In its later years, Desire became increasingly popular among straight club-goers. Open later than most clubs in the area, Desire always experienced an influx of non-queer people in its last hour. This was not a problem until it became apparent the ratio of gay people at the bar was far less than straight people. “It got to the tipping point,” says Law, “it got so overwhelmingly filled with straights from other clubs it would become unwelcome for gays.”

This sentiment was also expressed by a number of the other drag queens in the city says Lepine. “There were only a handful of us that went on a regular basis or would decide to even go do a show there.” But Lepine, who was scheduled to perform every Saturday, says that he never felt unsafe while performing as Breyanna. “I knew what my status there was. I was the queen bitch and everyone knew,” he jokes. “Seriously if you messed with me you were out of there.”

Reflecting upon the reasons behind the bar’s ultimate closure, Law says “it’s not a question of a gay community getting smaller, if anything it’s more of situation where there are more options and the younger crowd is much more integrated. I can go into a lot of venues in Winnipeg with a group of gay friends, or my boyfriend, and not feel at all uncomfortable with showing same-sex affection.”

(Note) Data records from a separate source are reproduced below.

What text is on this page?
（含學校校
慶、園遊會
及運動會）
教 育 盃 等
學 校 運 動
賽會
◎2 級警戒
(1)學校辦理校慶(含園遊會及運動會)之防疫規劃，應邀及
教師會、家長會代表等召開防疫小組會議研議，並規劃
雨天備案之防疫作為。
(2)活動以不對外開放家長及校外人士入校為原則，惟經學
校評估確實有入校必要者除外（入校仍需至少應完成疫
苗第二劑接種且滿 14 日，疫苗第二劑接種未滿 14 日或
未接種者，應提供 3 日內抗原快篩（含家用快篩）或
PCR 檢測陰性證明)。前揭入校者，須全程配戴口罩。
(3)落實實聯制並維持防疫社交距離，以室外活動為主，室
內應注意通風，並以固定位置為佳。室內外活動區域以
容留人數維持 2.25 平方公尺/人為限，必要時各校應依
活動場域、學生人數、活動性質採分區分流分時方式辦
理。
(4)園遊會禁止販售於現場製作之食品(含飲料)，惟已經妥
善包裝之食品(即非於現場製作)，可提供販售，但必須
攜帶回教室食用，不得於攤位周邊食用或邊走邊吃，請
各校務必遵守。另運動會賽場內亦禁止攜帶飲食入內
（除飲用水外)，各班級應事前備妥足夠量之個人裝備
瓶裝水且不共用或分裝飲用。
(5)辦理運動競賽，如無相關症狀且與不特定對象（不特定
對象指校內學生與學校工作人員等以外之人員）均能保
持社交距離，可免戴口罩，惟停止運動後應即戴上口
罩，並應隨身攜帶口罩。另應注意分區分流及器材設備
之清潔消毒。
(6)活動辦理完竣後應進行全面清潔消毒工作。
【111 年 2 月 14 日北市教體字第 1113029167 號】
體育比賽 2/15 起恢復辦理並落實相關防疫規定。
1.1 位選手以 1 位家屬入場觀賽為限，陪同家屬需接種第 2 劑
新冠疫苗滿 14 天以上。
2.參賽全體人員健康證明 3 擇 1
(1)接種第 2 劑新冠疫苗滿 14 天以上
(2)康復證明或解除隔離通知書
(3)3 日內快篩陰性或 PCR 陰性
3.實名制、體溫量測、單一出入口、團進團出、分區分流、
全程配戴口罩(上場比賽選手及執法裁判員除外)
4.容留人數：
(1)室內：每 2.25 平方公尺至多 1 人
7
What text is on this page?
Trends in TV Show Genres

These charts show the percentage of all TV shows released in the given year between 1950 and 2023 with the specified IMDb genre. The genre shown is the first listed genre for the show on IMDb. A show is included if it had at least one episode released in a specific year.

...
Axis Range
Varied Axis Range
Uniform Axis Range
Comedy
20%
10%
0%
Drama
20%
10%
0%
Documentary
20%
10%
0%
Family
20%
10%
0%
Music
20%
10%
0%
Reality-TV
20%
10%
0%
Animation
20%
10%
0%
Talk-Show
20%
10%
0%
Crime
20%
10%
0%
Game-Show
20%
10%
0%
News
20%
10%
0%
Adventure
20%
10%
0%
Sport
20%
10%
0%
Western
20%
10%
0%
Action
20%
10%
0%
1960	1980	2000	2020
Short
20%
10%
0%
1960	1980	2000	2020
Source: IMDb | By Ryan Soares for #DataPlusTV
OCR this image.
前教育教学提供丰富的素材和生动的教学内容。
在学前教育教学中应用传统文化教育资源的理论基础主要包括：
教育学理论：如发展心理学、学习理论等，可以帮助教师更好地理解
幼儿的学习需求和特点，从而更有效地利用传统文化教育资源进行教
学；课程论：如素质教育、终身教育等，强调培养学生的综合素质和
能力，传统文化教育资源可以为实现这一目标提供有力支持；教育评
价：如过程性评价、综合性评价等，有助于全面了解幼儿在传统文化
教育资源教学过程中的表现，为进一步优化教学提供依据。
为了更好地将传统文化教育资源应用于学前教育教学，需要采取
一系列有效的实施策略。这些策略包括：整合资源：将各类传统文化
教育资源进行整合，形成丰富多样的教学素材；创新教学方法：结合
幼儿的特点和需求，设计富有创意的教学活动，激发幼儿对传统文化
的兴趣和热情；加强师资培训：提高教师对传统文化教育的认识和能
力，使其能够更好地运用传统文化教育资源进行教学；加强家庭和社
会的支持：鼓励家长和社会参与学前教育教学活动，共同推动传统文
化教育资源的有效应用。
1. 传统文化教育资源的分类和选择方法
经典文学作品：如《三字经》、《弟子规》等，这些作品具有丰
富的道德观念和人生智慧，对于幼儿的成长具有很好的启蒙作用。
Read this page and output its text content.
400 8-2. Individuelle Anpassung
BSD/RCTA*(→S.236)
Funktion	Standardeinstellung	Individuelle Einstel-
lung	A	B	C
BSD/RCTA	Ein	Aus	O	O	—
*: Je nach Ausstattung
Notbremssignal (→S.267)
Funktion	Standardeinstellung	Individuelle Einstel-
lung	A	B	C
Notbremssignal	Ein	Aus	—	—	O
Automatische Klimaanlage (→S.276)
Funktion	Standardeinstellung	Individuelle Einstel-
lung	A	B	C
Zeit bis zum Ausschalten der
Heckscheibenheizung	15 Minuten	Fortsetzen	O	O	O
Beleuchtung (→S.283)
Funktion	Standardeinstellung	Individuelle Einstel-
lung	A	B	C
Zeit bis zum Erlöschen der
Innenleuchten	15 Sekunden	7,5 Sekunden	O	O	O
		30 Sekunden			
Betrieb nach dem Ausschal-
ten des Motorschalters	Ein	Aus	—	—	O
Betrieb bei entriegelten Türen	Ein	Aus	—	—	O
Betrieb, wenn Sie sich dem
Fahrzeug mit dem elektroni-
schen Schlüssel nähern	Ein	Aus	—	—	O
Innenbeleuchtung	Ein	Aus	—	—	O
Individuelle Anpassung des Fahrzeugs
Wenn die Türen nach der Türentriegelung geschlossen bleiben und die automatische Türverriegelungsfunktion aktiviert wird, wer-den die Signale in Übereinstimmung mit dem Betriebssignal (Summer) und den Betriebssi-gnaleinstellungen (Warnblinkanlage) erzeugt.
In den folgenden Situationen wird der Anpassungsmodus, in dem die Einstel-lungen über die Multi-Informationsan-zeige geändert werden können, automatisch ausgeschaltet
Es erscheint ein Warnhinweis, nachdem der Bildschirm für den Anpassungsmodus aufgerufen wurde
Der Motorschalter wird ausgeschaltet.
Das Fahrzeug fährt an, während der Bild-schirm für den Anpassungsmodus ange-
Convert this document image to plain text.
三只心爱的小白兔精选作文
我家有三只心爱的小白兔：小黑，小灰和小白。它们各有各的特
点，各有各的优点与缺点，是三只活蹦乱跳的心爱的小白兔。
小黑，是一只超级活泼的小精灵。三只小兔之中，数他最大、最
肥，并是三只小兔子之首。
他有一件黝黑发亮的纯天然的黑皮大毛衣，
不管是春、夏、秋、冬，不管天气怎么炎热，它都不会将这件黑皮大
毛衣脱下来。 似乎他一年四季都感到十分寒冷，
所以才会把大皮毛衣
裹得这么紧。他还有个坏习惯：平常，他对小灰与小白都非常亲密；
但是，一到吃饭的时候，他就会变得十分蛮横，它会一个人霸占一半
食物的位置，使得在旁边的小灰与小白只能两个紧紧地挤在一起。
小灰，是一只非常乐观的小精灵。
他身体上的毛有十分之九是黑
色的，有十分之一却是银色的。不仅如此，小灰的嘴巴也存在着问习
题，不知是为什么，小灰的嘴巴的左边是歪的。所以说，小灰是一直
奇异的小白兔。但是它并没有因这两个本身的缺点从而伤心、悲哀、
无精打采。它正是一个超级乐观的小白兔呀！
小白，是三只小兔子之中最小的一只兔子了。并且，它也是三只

If Winnipeg’s queer community did lose anything with Desire now gone, Law says the city lacks a Saturday night queer hotspot. With Gio’s holding steady onto the Friday night slot, Law says a new entrepreneur or existing bar will have to rise-up in order to cater to a gay clientele ready to go out.

Law says queer people will always have a desire for somewhere to go. “I think that we will always need places, or should have places, where gay men and lesbians can go and be in the majority in their daily lives.”